You can find a similar example on GitHub.

By following this pattern, you can transform your Spark jobs into interactive jobs that can execute calculations immediately, improving user interactivity and reducing waiting times.

Interactive Spark Job with Python

Below is an example of how to configure an interactive Spark job in Python using the ilum library:

  1. Spark Image Setup

    a) Use a Docker image from DockerHub
    Each Spark image we provide on DockerHub already has the necessary components built in.
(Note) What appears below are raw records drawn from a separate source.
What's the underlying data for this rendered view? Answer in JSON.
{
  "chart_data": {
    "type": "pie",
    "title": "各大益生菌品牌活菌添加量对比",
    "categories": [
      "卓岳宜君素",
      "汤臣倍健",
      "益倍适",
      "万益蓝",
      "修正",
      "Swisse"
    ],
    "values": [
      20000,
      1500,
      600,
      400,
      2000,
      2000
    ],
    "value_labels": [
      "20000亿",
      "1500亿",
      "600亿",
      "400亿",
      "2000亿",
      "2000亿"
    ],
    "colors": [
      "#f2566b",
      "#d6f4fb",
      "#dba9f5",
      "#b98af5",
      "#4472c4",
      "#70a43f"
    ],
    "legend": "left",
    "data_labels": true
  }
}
    b) Install the ilum package
    If, for any reason, your Docker image does not include the ilum package or if you build your own custom image, you can install it (either within the container or locally) by running:

    pip install ilum
  2. Job Structure in ilum \

    The Spark job logic is encapsulated in a class that extends IlumJob, particularly within its run method

from ilum.api import IlumJob

class PythonSparkExample(IlumJob):
def run(self, spark, config):
# Job logic here

Simple interactive spark pi example:

from random import random
from operator import add

from ilum.api import IlumJob


class SparkPiInteractiveExample(IlumJob):

def run(self, spark, config):
partitions = int(config.get('partitions', '5'))
n = 100000 * partitions

def is_inside_unit_circle(_: int) -> float:
x = random() * 2 - 1
y = random() * 2 - 1
return 1.0 if x ** 2 + y ** 2 <= 1 else 0.0

count = (
spark.sparkContext.parallelize(range(1, n + 1), partitions)
.map(is_inside_unit_circle)
.reduce(add)
)

pi_approx = 4.0 * count / n
return f"Pi is roughly {pi_approx}"

You can find a similar example on GitHub.

Submitting an Interactive Spark Job on UI

After creating a file that contains your Spark code, you will need to submit it to Ilum. Here's how you can do it:

Open Ilum UI in your browser and create a new service:

Ilum

In the General tab put a name of a service

Ilum

In the Memory tab choose a cluster and set up your memory settings

Ilum

In the Resource tab upload your spark file

Ilum

Press Submit to apply your changes, and Ilum will automatically create a Spark driver pod. You can adjust the number of Spark executor pods by scaling them as needed.

Next, go to the Workloads section to locate your job. By clicking on its name, you can access its detailed view. Once the Spark container is ready, you can run the job by specifying the filename.classname and defining any optional parameters in JSON format.

Ilum

Now we have to put filename.classname in the Class filed:

Ilum_interactive_spark_pi.SparkPiInteractiveExample

and define the slices parameter in JSON format:

{
"partitions": 5
}

The first requests might take few seconds because of initialization phase, each another will be immediate.

Ilum

By following these steps, you can submit and run interactive Spark jobs using Ilum. This functionality provides real-time data processing, enhances user interactivity, and reduces the time spent waiting for results.